Youth Voices and Discussions of Literature in the ELA Classroom
Hi, my name is Paul Allison. I’ve been a teacher in New York City since 1985 and I helped start Youth Voices in 2003. There are two things I want you to know about Youth Voices.
First: The site represents a national network of teachers who are constantly tinkering and reimagining the possibilities for their students to raise their voices and to engage in conversations that matter to them.
Second: You are now on a team that is in charge of Youth Voices. As a teacher registered on the site you have access to everything. You can edit and create anything you want to on the site. We want you to change Youth Voices to fit your needs and the needs of your students. To that end, I have an invitation at the end of the video that I ask you to take seriously. I want you to tell me what you want students to be able to do on Youth Voices.
Now for a quick tour of some of the things ELA teachers have invited their students to do on Youth Voices in connection to Literature.
Let’s start by looking at posts from three different schools.
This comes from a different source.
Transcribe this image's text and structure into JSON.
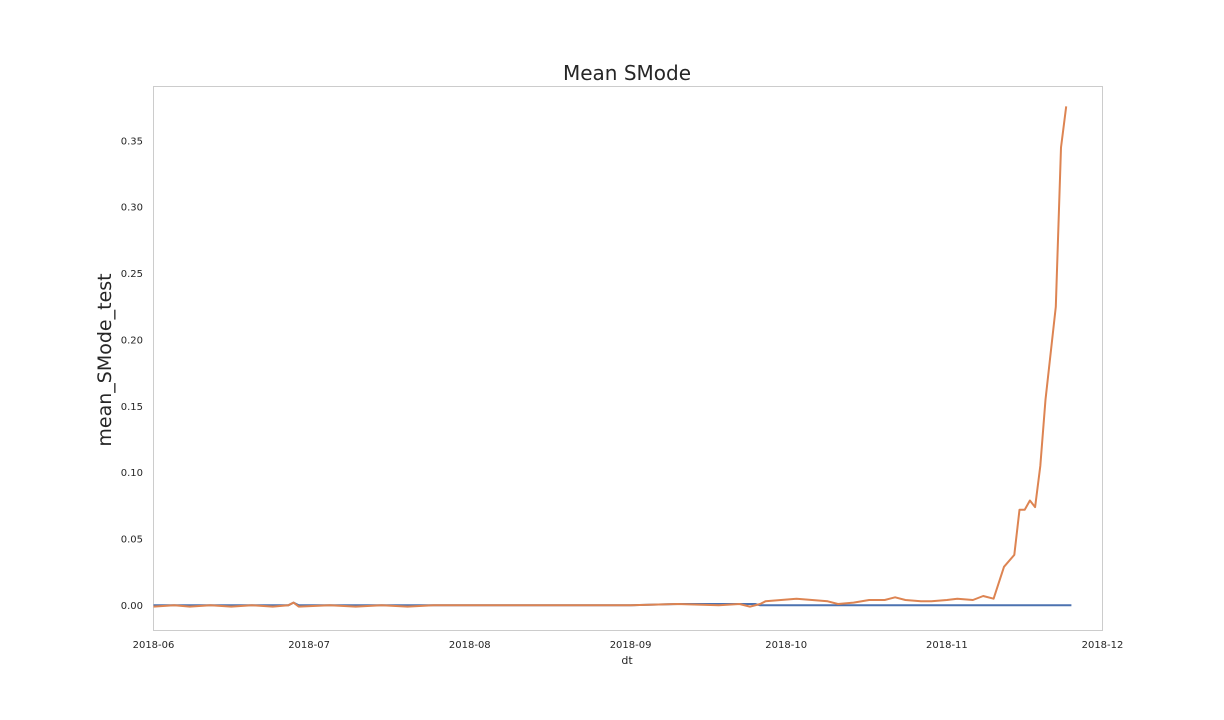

Orange Cove High School is a rural school in Fresno County in California and many of the students who have been posting on Youth Voices are new to English Language and often post in Spanish. Each Wednesday, they write about the books they are reading and comment on each other’s posts: https://www.youthvoices.live/2020/03/04/la-diferencia-entre-el-amor-y-la-amistad/
Harvest Collegiate High School is on 14th Street in New York City, and its student body reflects the demographics of the city (an unusual accomplishment in New York). This is also an example of a response to a self-chosen book in an independent reading program. In this case, you can see traces of one of the guides the teacher provided for her students. https://www.youthvoices.live/2020/01/02/tracking-characters-in-all-quiet-on-the-western-front/
Here’s the guide: https://www.youthvoices.live/guides/literature/trackingcharacters/ But more about that another time.
Okemos High school is a suburban school in a community near Michigan State University. In this case, the novel, Women of the Silk is one resource in a larger inquiry: https://www.youthvoices.live/2019/11/20/years-of-womens-rights/
We chose these three posts to highlight how teachers and students use Youth Voices in different ways, yet all three have comments that begin to connect youth beyond their schools.
Just to re-state, this is only an introduction to Youth Voices. I want these examples to inspire you to think about how you want to use the site. So here’s another:
These were posted by students from the U School using the category given the title of the novel, The Hate You Give — and other students published using this category as well. See this essay by a youth at Okemos High School https://www.youthvoices.live/category/writing-communication/books/the-hate-u-give/
Here’s another example of a set of posts by students at P.U.L.S.E. an alternative high school in the Bronx where they were reading To Kill a Mockingbird: https://www.youthvoices.live/category/writing-communication/books/to-kill-a-mockingbird/
It meant a lot to Oscar to receive some comments from his people in his own school and others from Judge Memorial Catholic High School in Salt Lake City: https://www.youthvoices.live/2019/04/02/being-black/
Here’s a set of posts that analyze Huck Finn:: https://www.youthvoices.live/category/writing-communication/books/huck-finn/
These point-of-view, re-tellings of “Everyday Use” were written by a group of students new to English at ELLIS Preparatory High School in the Bronx: https://www.youthvoices.live/category/writing-communication/point-of-view/eveyday-use/ The comments each student received from their peers are where they did most of the learning about the story.
The 543 posts on the poetry pages are a delightful mix of poems written by youth and literary essays in which youth analyze published poems that they have chosen to study. https://www.youthvoices.live/category/writing-communication/poetry
And there is more, of course, but the point of this introduction is to invite you to imagine how you could use this site to invite your students to grow in their online discourse about literature. What can you imagine students making and writing to post on Youth Voices? How might they connect with students in their own classes, in their schools, with students in schools in this project, and beyond?
So now I would like you to let me know what you are thinking. As I said at the beginning you are in charge of Youth Voices. What do you want your students could do on it? I can’t wait to see how you and your students transform Youth Voices.